There are multiple reasons why so many people firmly believe that alien activity was covered up at Roswell. Ufologists generally point to the glaring red flag that was the original military press release, categorically confirming the existence of a “flying disc”.

Indeed, the man who actually penned that release, officer Walter Haut, later allegedly wrote a sworn affidavit stating that an egg-shaped craft had been found at the site. The affidavit also states that alien bodies had been recovered.

Jesse Marcel, the original Roswell investigator, later talked about the almost supernatural strength of the materials recovered, saying that it was “not anything of this Earth”. Other senior military figures have also spoken out about the incident. For example, General Arthur E. Exon was reported as saying the “overall consensus was that the pieces were from space. Everyone from the White House on down knew that what we had found was not of this world within 24 hours of our finding it.”

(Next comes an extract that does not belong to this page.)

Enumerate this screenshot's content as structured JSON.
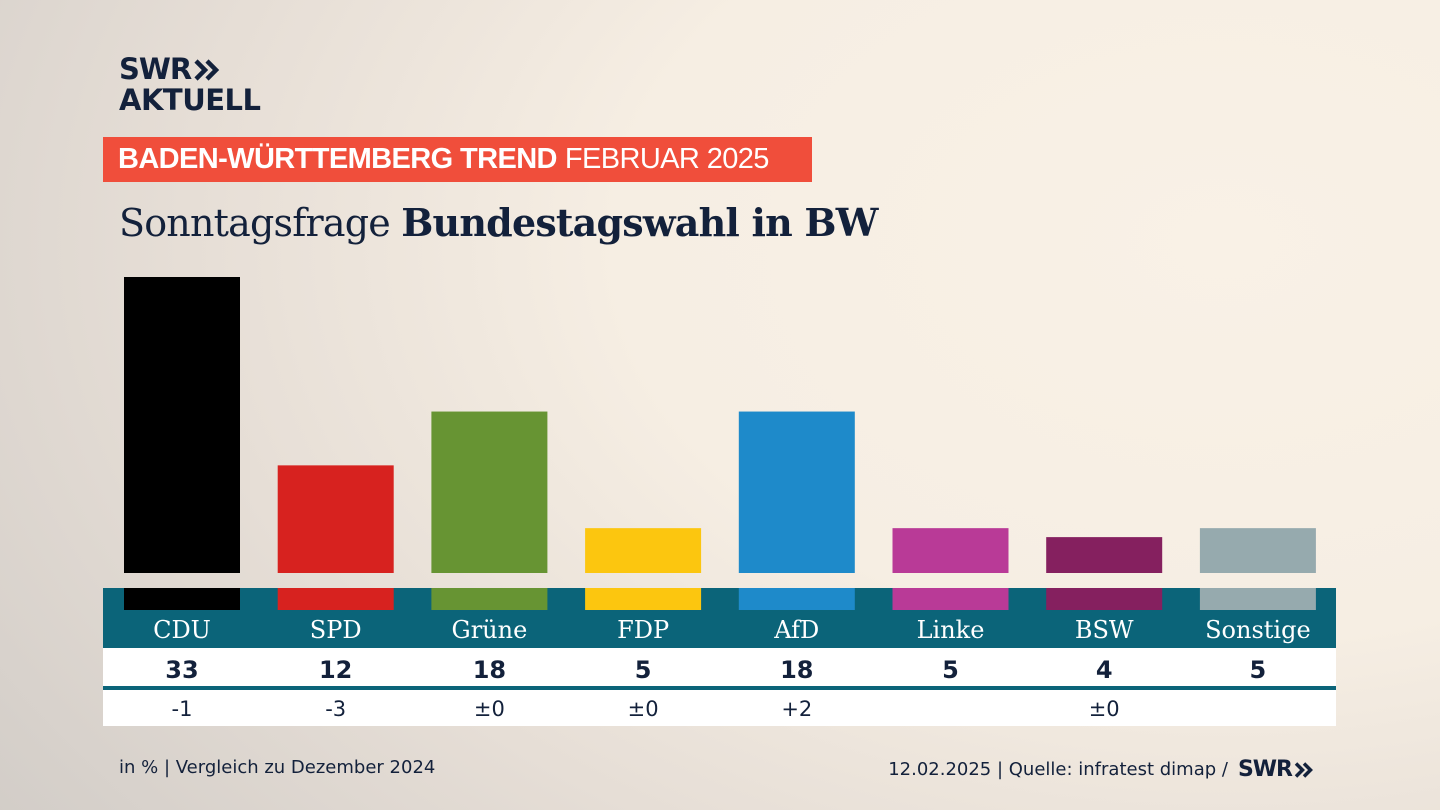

There is not one accepted ‘alien narrative’ of Roswell, with different ufologists having their own take on the exact details and disagreeing on the reliability of various eyewitnesses. But what unites all of them is the absolute belief that the weather balloon/Project Mogul story was bogus and that a crashed spacecraft – and possibly even alien bodies – were found in July 1947.

Theory 3: It was a Russian psyop

A less popular theory is that the Soviet Union was somehow responsible for Roswell. Could it have been a downed spy plane, dispatched just as the Cold War was getting into gear? Unlikely – such an event would probably have sparked an international incident, similar to the one witnessed in 1960 when an American pilot was shot down while doing aerial reconnaissance in Soviet territory.

However, in 2011, US journalist Annie Jacobsen published a book that contains what is arguably the most sensational theory of all. Titled Area 51: An Uncensored History of America's Top Secret Military Base, it suggests that Soviet forces faked an alien crash at Roswell, in the hope of triggering national panic like the one that followed the famous Orson Welles radio version of The War of the Worlds in 1938.

The theory proposes that Joseph Stalin recruited none other than Josef Mengele, the infamous SS doctor who performed grotesque experiments on human subjects during World War Two. Mengele allegedly created fake aliens to be planted with the fake spacecraft by modifying human beings who “were neither aliens nor consenting airmen, but human guinea pigs”.

Unsurprisingly, this particular explanation has been widely criticised and outright mocked, but it’s a testament to how Roswell has developed from a local news story to a piece of modern folklore, shared and embellished in ways that continue to fascinate all these years later.